Похороны «актрисы» прошли тихо. Ни журналистов, ни близких родственников, которых у Веры просто не было.

По своим каналам Семен Маркович выбил место на Ваганьковском кладбище и из денег театра заказал закрытый гроб.

Та, что в гробу, была и вправду похожа на Веру Заботину, но не настолько, чтоб никто из актерской братии не заметил подмену.

Дрожащим голосом режиссер произнес прощальную речь. Потом хорошо поставленным басом выступил трагик. Потом невнятно поплакала гример Оксана Бабина. И всё! Побросали в могилу комья глины и поспешили в театр. Предстоял спектакль. А после него – поминки.


Во всей этой истории только одно радовало Семена Марковича. Если похоронили другую, то значит Заботина жива. А значит, он непричастен к ее смерти.

Это радовало, а все остальное пугало.

Вера говорила ему, что ее пытаются выдавить из арбатской квартиры. Надо бы узнать, кто будущий хозяин этой элитной жилплощади и предупредить его. Можно при встрече, а можно и анонимно…

* * *

Так получилось, что Ван Гольд не сразу приступил к обработке последней партии алмазов, привезенных Ольгой. Он начал работать только через неделю…


Это была третья встреча Пауля с Ольгой.
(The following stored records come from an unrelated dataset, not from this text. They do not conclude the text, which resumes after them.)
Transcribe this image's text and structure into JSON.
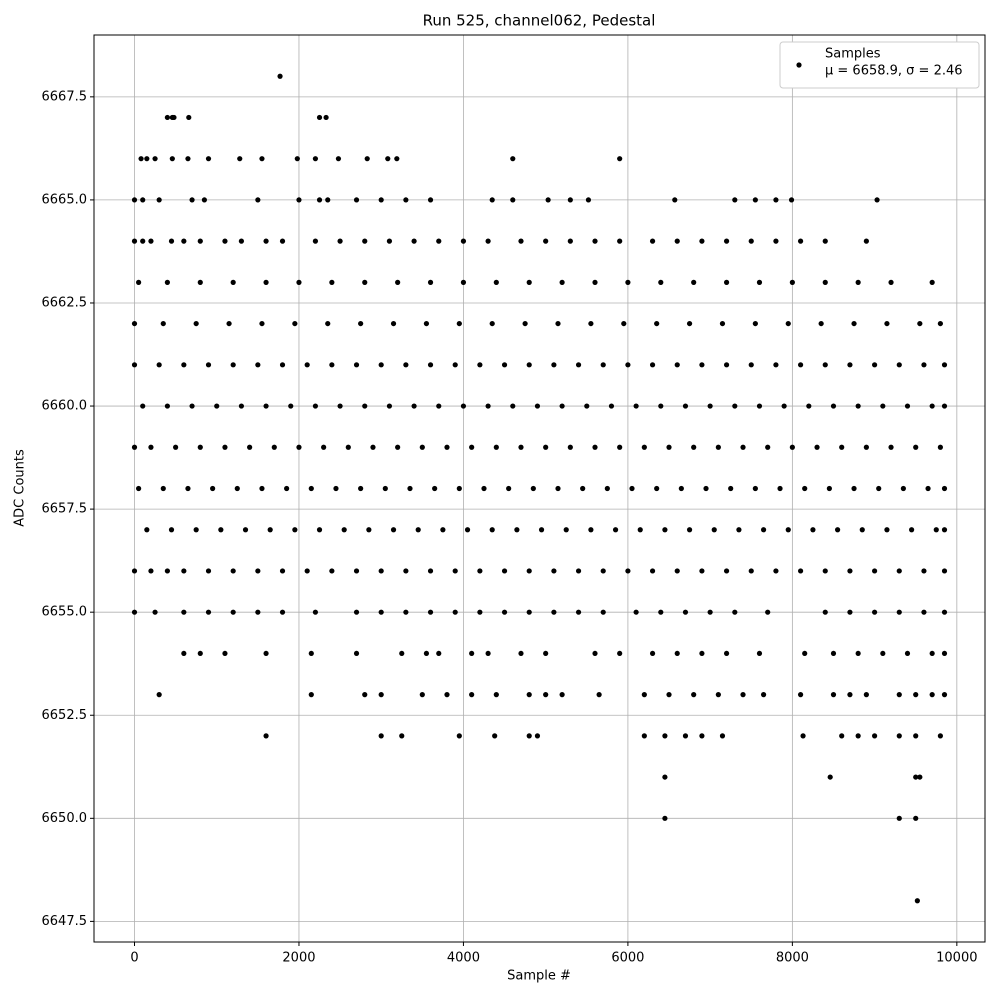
{
  "chart_data": {
    "type": "scatter",
    "title": "Run 525, channel062, Pedestal",
    "x_label": "Sample #",
    "y_label": "ADC Counts",
    "legend_note": "μ = 6658.9, σ = 2.46",
    "legend_position": "upper right",
    "grid": true,
    "xlim": [
      -492.5,
      10342.5
    ],
    "ylim": [
      6647,
      6669
    ],
    "xticks": [
      0,
      2000,
      4000,
      6000,
      8000,
      10000
    ],
    "yticks": [
      6647.5,
      {
        "value": 6650,
        "label": "6650.0"
      },
      6652.5,
      {
        "value": 6655,
        "label": "6655.0"
      },
      6657.5,
      {
        "value": 6660,
        "label": "6660.0"
      },
      6662.5,
      {
        "value": 6665,
        "label": "6665.0"
      },
      6667.5
    ],
    "x": [
      1770,
      400,
      460,
      480,
      660,
      2250,
      2330,
      80,
      150,
      250,
      460,
      650,
      900,
      1280,
      1550,
      1980,
      2200,
      2480,
      2830,
      3080,
      3190,
      4600,
      5900,
      0,
      100,
      300,
      700,
      850,
      1500,
      2000,
      2250,
      2350,
      2700,
      3000,
      3300,
      3600,
      4350,
      4600,
      5030,
      5300,
      5520,
      6570,
      7300,
      7550,
      7800,
      7990,
      9030,
      0,
      100,
      200,
      450,
      600,
      800,
      1100,
      1300,
      1600,
      1800,
      2200,
      2500,
      2800,
      3100,
      3400,
      3700,
      4000,
      4300,
      4700,
      5000,
      5300,
      5600,
      5900,
      6300,
      6600,
      6900,
      7200,
      7500,
      7800,
      8100,
      8400,
      8900,
      50,
      400,
      800,
      1200,
      1600,
      2000,
      2400,
      2800,
      3200,
      3600,
      4000,
      4400,
      4800,
      5200,
      5600,
      6000,
      6400,
      6800,
      7200,
      7600,
      8000,
      8400,
      8800,
      9200,
      9700,
      0,
      350,
      750,
      1150,
      1550,
      1950,
      2350,
      2750,
      3150,
      3550,
      3950,
      4350,
      4750,
      5150,
      5550,
      5950,
      6350,
      6750,
      7150,
      7550,
      7950,
      8350,
      8750,
      9150,
      9550,
      9800,
      0,
      300,
      600,
      900,
      1200,
      1500,
      1800,
      2100,
      2400,
      2700,
      3000,
      3300,
      3600,
      3900,
      4200,
      4500,
      4800,
      5100,
      5400,
      5700,
      6000,
      6300,
      6600,
      6900,
      7200,
      7500,
      7800,
      8100,
      8400,
      8700,
      9000,
      9300,
      9600,
      9850,
      100,
      400,
      700,
      1000,
      1300,
      1600,
      1900,
      2200,
      2500,
      2800,
      3100,
      3400,
      3700,
      4000,
      4300,
      4600,
      4900,
      5200,
      5500,
      5800,
      6100,
      6400,
      6700,
      7000,
      7300,
      7600,
      7900,
      8200,
      8500,
      8800,
      9100,
      9400,
      9700,
      9850,
      0,
      200,
      500,
      800,
      1100,
      1400,
      1700,
      2000,
      2300,
      2600,
      2900,
      3200,
      3500,
      3800,
      4100,
      4400,
      4700,
      5000,
      5300,
      5600,
      5900,
      6200,
      6500,
      6800,
      7100,
      7400,
      7700,
      8000,
      8300,
      8600,
      8900,
      9200,
      9500,
      9800,
      50,
      350,
      650,
      950,
      1250,
      1550,
      1850,
      2150,
      2450,
      2750,
      3050,
      3350,
      3650,
      3950,
      4250,
      4550,
      4850,
      5150,
      5450,
      5750,
      6050,
      6350,
      6650,
      6950,
      7250,
      7550,
      7850,
      8150,
      8450,
      8750,
      9050,
      9350,
      9650,
      9850,
      150,
      450,
      750,
      1050,
      1350,
      1650,
      1950,
      2250,
      2550,
      2850,
      3150,
      3450,
      3750,
      4050,
      4350,
      4650,
      4950,
      5250,
      5550,
      5850,
      6150,
      6450,
      6750,
      7050,
      7350,
      7650,
      7950,
      8250,
      8550,
      8850,
      9150,
      9450,
      9750,
      9850,
      0,
      200,
      400,
      600,
      900,
      1200,
      1500,
      1800,
      2100,
      2400,
      2700,
      3000,
      3300,
      3600,
      3900,
      4200,
      4500,
      4800,
      5100,
      5400,
      5700,
      6000,
      6300,
      6600,
      6900,
      7200,
      7500,
      7800,
      8100,
      8400,
      8700,
      9000,
      9300,
      9600,
      9850,
      0,
      250,
      600,
      900,
      1200,
      1500,
      1800,
      2200,
      2700,
      3000,
      3300,
      3600,
      3900,
      4200,
      4500,
      4800,
      5100,
      5400,
      5700,
      6100,
      6400,
      6700,
      7000,
      7300,
      7700,
      8400,
      8700,
      9000,
      9300,
      9600,
      9850,
      600,
      800,
      1100,
      1600,
      2150,
      2700,
      3250,
      3550,
      3700,
      4100,
      4300,
      4700,
      5000,
      5600,
      5900,
      6300,
      6600,
      6900,
      7200,
      7600,
      8150,
      8500,
      8800,
      9100,
      9400,
      9700,
      9850,
      300,
      2150,
      2800,
      3000,
      3500,
      3800,
      4100,
      4400,
      4800,
      5000,
      5200,
      5650,
      6200,
      6500,
      6800,
      7100,
      7400,
      7650,
      8100,
      8500,
      8700,
      8900,
      9300,
      9500,
      9700,
      9850,
      1600,
      3000,
      3250,
      3950,
      4380,
      4800,
      4900,
      6200,
      6450,
      6700,
      6900,
      7150,
      8130,
      8600,
      8800,
      9000,
      9300,
      9500,
      9800,
      6450,
      8460,
      9500,
      9550,
      6450,
      9300,
      9500,
      9520
    ],
    "series": [
      {
        "name": "Samples",
        "color": "#000000",
        "values": [
          6668,
          6667,
          6667,
          6667,
          6667,
          6667,
          6667,
          6666,
          6666,
          6666,
          6666,
          6666,
          6666,
          6666,
          6666,
          6666,
          6666,
          6666,
          6666,
          6666,
          6666,
          6666,
          6666,
          6665,
          6665,
          6665,
          6665,
          6665,
          6665,
          6665,
          6665,
          6665,
          6665,
          6665,
          6665,
          6665,
          6665,
          6665,
          6665,
          6665,
          6665,
          6665,
          6665,
          6665,
          6665,
          6665,
          6665,
          6664,
          6664,
          6664,
          6664,
          6664,
          6664,
          6664,
          6664,
          6664,
          6664,
          6664,
          6664,
          6664,
          6664,
          6664,
          6664,
          6664,
          6664,
          6664,
          6664,
          6664,
          6664,
          6664,
          6664,
          6664,
          6664,
          6664,
          6664,
          6664,
          6664,
          6664,
          6664,
          6663,
          6663,
          6663,
          6663,
          6663,
          6663,
          6663,
          6663,
          6663,
          6663,
          6663,
          6663,
          6663,
          6663,
          6663,
          6663,
          6663,
          6663,
          6663,
          6663,
          6663,
          6663,
          6663,
          6663,
          6663,
          6662,
          6662,
          6662,
          6662,
          6662,
          6662,
          6662,
          6662,
          6662,
          6662,
          6662,
          6662,
          6662,
          6662,
          6662,
          6662,
          6662,
          6662,
          6662,
          6662,
          6662,
          6662,
          6662,
          6662,
          6662,
          6662,
          6661,
          6661,
          6661,
          6661,
          6661,
          6661,
          6661,
          6661,
          6661,
          6661,
          6661,
          6661,
          6661,
          6661,
          6661,
          6661,
          6661,
          6661,
          6661,
          6661,
          6661,
          6661,
          6661,
          6661,
          6661,
          6661,
          6661,
          6661,
          6661,
          6661,
          6661,
          6661,
          6661,
          6661,
          6660,
          6660,
          6660,
          6660,
          6660,
          6660,
          6660,
          6660,
          6660,
          6660,
          6660,
          6660,
          6660,
          6660,
          6660,
          6660,
          6660,
          6660,
          6660,
          6660,
          6660,
          6660,
          6660,
          6660,
          6660,
          6660,
          6660,
          6660,
          6660,
          6660,
          6660,
          6660,
          6660,
          6660,
          6659,
          6659,
          6659,
          6659,
          6659,
          6659,
          6659,
          6659,
          6659,
          6659,
          6659,
          6659,
          6659,
          6659,
          6659,
          6659,
          6659,
          6659,
          6659,
          6659,
          6659,
          6659,
          6659,
          6659,
          6659,
          6659,
          6659,
          6659,
          6659,
          6659,
          6659,
          6659,
          6659,
          6659,
          6658,
          6658,
          6658,
          6658,
          6658,
          6658,
          6658,
          6658,
          6658,
          6658,
          6658,
          6658,
          6658,
          6658,
          6658,
          6658,
          6658,
          6658,
          6658,
          6658,
          6658,
          6658,
          6658,
          6658,
          6658,
          6658,
          6658,
          6658,
          6658,
          6658,
          6658,
          6658,
          6658,
          6658,
          6657,
          6657,
          6657,
          6657,
          6657,
          6657,
          6657,
          6657,
          6657,
          6657,
          6657,
          6657,
          6657,
          6657,
          6657,
          6657,
          6657,
          6657,
          6657,
          6657,
          6657,
          6657,
          6657,
          6657,
          6657,
          6657,
          6657,
          6657,
          6657,
          6657,
          6657,
          6657,
          6657,
          6657,
          6656,
          6656,
          6656,
          6656,
          6656,
          6656,
          6656,
          6656,
          6656,
          6656,
          6656,
          6656,
          6656,
          6656,
          6656,
          6656,
          6656,
          6656,
          6656,
          6656,
          6656,
          6656,
          6656,
          6656,
          6656,
          6656,
          6656,
          6656,
          6656,
          6656,
          6656,
          6656,
          6656,
          6656,
          6656,
          6655,
          6655,
          6655,
          6655,
          6655,
          6655,
          6655,
          6655,
          6655,
          6655,
          6655,
          6655,
          6655,
          6655,
          6655,
          6655,
          6655,
          6655,
          6655,
          6655,
          6655,
          6655,
          6655,
          6655,
          6655,
          6655,
          6655,
          6655,
          6655,
          6655,
          6655,
          6654,
          6654,
          6654,
          6654,
          6654,
          6654,
          6654,
          6654,
          6654,
          6654,
          6654,
          6654,
          6654,
          6654,
          6654,
          6654,
          6654,
          6654,
          6654,
          6654,
          6654,
          6654,
          6654,
          6654,
          6654,
          6654,
          6654,
          6653,
          6653,
          6653,
          6653,
          6653,
          6653,
          6653,
          6653,
          6653,
          6653,
          6653,
          6653,
          6653,
          6653,
          6653,
          6653,
          6653,
          6653,
          6653,
          6653,
          6653,
          6653,
          6653,
          6653,
          6653,
          6653,
          6652,
          6652,
          6652,
          6652,
          6652,
          6652,
          6652,
          6652,
          6652,
          6652,
          6652,
          6652,
          6652,
          6652,
          6652,
          6652,
          6652,
          6652,
          6652,
          6651,
          6651,
          6651,
          6651,
          6650,
          6650,
          6650,
          6648
        ]
      }
    ]
  }
}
Он распустил павлиний хвост, рассыпался в комплиментах, угощал устрицами и другой местной экзотикой. А она сияла и вообще имела вид абсолютно счастливой женщины.

Ван Гольд понимал, что радость в ее глазах не из-за него и не из-за устриц. Тут не обошлось без цепких рук Винсента. Но Ольга о нем не говорила, а Пауль делал вид, что ни о чем таком не знает.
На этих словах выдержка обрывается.